The frame of the question is striking: “Erosion of cities or attrition of automobiles?” Both key terms, erosion and attrition, warn us of a gradual process, a process we might not notice as we focus on the shiny revolution of the moment. They warn us too, that the causes will be multiple and probably untraceable. Jacobs is adamant that the automobile itself didn’t cause sprawl, just as it didn’t cause traffic congestion; the horse-and-buggy era already offered the possibility of both. So, the attrition of automobiles, as it’s achieved, will have many causes and effects. Each needed but compromised revolution – market-based parking, congestion pricing, major transit, complete streets, road diets – will take due credit for this attrition, but it will really happen through individual choices, and of course the liberation from habit that comes only from the turning of generations.
Early on Jacobs attacks Corbusier for failing to run the numbers on the freeways that were supposed to serve the massed apartment towers of his Radiant City. The free flowing traffic in his drawings would have been gridlock, and “his vision of skyscrapers in the park degenerates … into skyscrapers in parking lots.” Corbusier’s freeways are “embroidery,” – surely an insult to that delicate craft – adding a mood or symbol of transportation rather than providing actual mobility. Many urban “visionaries” still do that, of course, implying that a new transportation tool will be so cool to ride or drive that nobody will care if it provides the volume and efficiency required, or fits into a network that will get everyone where they need to go.
Like many urbanists, Jacobs is not very interested in how public transit works, even though it is clearly the mode that must grow as the role of cars gradually shrinks. To anyone who values pedestrians, the mode that delivers as pedestrians beyond their walking range surely deserves more thought. But what she does observe is astute.

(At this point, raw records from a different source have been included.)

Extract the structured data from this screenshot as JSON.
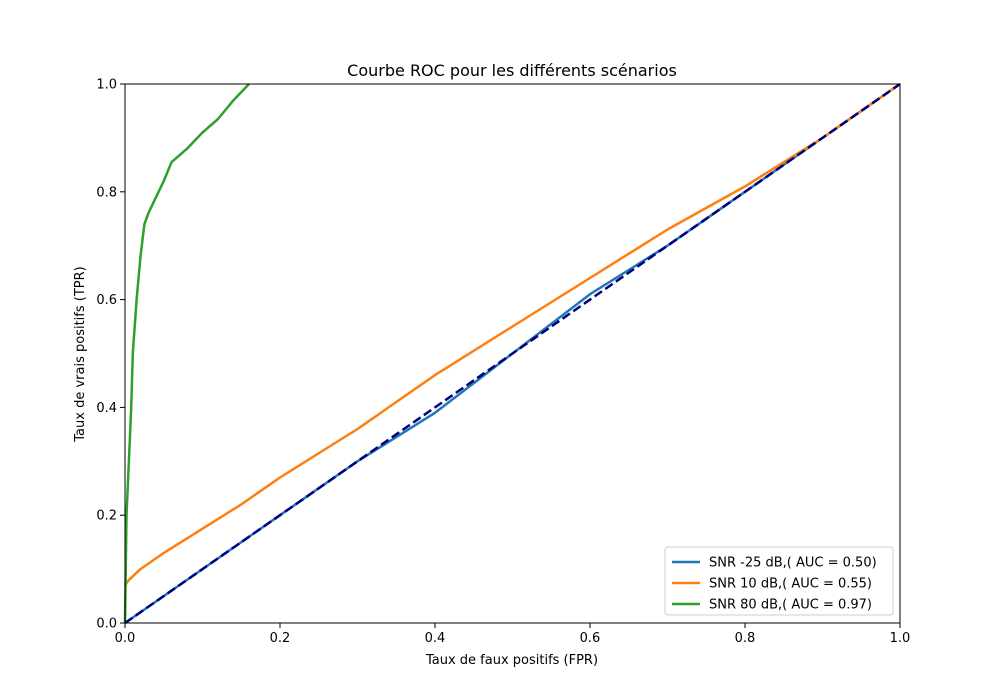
{
  "chart_data": {
    "type": "line",
    "title": "Courbe ROC pour les différents scénarios",
    "xlabel": "Taux de faux positifs (FPR)",
    "ylabel": "Taux de vrais positifs (TPR)",
    "xlim": [
      0,
      1
    ],
    "ylim": [
      0,
      1
    ],
    "xticks": [
      "0.0",
      "0.2",
      "0.4",
      "0.6",
      "0.8",
      "1.0"
    ],
    "yticks": [
      "0.0",
      "0.2",
      "0.4",
      "0.6",
      "0.8",
      "1.0"
    ],
    "grid": false,
    "legend_position": "lower-right",
    "series": [
      {
        "name": "SNR -25 dB,( AUC = 0.50)",
        "color": "#1f77b4",
        "x": [
          0,
          0.05,
          0.1,
          0.2,
          0.3,
          0.4,
          0.5,
          0.6,
          0.7,
          0.8,
          0.9,
          1.0
        ],
        "y": [
          0,
          0.05,
          0.1,
          0.2,
          0.3,
          0.39,
          0.5,
          0.61,
          0.7,
          0.8,
          0.9,
          1.0
        ]
      },
      {
        "name": "SNR 10 dB,( AUC = 0.55)",
        "color": "#ff7f0e",
        "x": [
          0,
          0.005,
          0.02,
          0.05,
          0.1,
          0.15,
          0.2,
          0.3,
          0.4,
          0.5,
          0.6,
          0.7,
          0.8,
          0.9,
          1.0
        ],
        "y": [
          0.07,
          0.08,
          0.1,
          0.13,
          0.175,
          0.22,
          0.27,
          0.36,
          0.46,
          0.55,
          0.64,
          0.73,
          0.81,
          0.9,
          1.0
        ]
      },
      {
        "name": "SNR 80 dB,( AUC = 0.97)",
        "color": "#2ca02c",
        "x": [
          0,
          0.002,
          0.005,
          0.008,
          0.01,
          0.015,
          0.02,
          0.025,
          0.03,
          0.04,
          0.05,
          0.06,
          0.08,
          0.1,
          0.12,
          0.14,
          0.16
        ],
        "y": [
          0,
          0.2,
          0.3,
          0.4,
          0.5,
          0.6,
          0.68,
          0.74,
          0.76,
          0.79,
          0.82,
          0.855,
          0.88,
          0.91,
          0.935,
          0.97,
          1.0
        ]
      }
    ],
    "reference_line": {
      "color": "#000080",
      "dashed": true,
      "x": [
        0,
        1
      ],
      "y": [
        0,
        1
      ]
    }
  }
}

For example, she notes that forcing surface transit to use one-way couplets is a way of sacrificing transit’s needs to those of cars, and causes a gradual loss in transit’s effectiveness. (You need transit in both directions for it to be useful in either, and moving the two directions of service apart reduces the area that can walk easily to both of them.) One way couplets aren’t universally evil. They are an essential feature of downtown Portland, for example, and work well with its 200 ft blocks. But one-way couplets that are further apart are another story, sometimes serving completely different neighborhoods with their two directions.
Still, Jacobs knew, from watching New York streets, something that transportation planners needed several more decades to establish: in a dense and active city that is rich with mobility options, there will be as much car traffic as the city chooses to make room for. Her story about the closure of the roadway through Washington Square Park – which resulted in traffic simply disappearing – is the story of San Francisco’s Embarcadero Freeway 30 years later, and of other road capacity removals from the expressways of Seoul to the boulevards of Paris. The traffic that used the formerly busy road disappears, through countless private readjustments, so long as there is an abundant grid of alternate paths into which traffic can disperse, and other modes, such as public transit, to which it can convert, and other times of day to which it can shift its travel. (Anthony Downs later coined the term “triple divergence” to describe these three universally available paths of dissipation.)
This is how attrition of automobiles works. And apart from grand gestures like a freeway removal, it is mostly the work of small, steady work: little increases in friction to cars that subtly shift a balance. Jacobs coins the beautiful term attrition tactician – which conjures balding men in dark rooms under bright lamps, engineering the moving of curbs by a few inches each year. Only today are we seeing the emergence of the attrition strategist or even attrition visionary – charismatic figures like New York’s Jeanette Sadik-Khan or Sydney’s Mayor Clover Moore who wage the battle on some scale and do not apologize for their feared traffic impacts, nor the imagined devastation to businesses that will result if some people shift to public transit or bicycles.
The charismatic figures have their place, but most achievement is gradual. The doctrine of gradualness that pervades this chapter – and indeed all of Death and Life — is a splendid antidote to all silver-bullet theories of urban transformation, from streetcars to convention centers. Real transformation happens in people’s choices, behaviors and habits. It happens at its own unpredictable pace. We will see it only in silhouette – murky and confused – by looking at transport outcomes, but we will see it directly in the life of the city.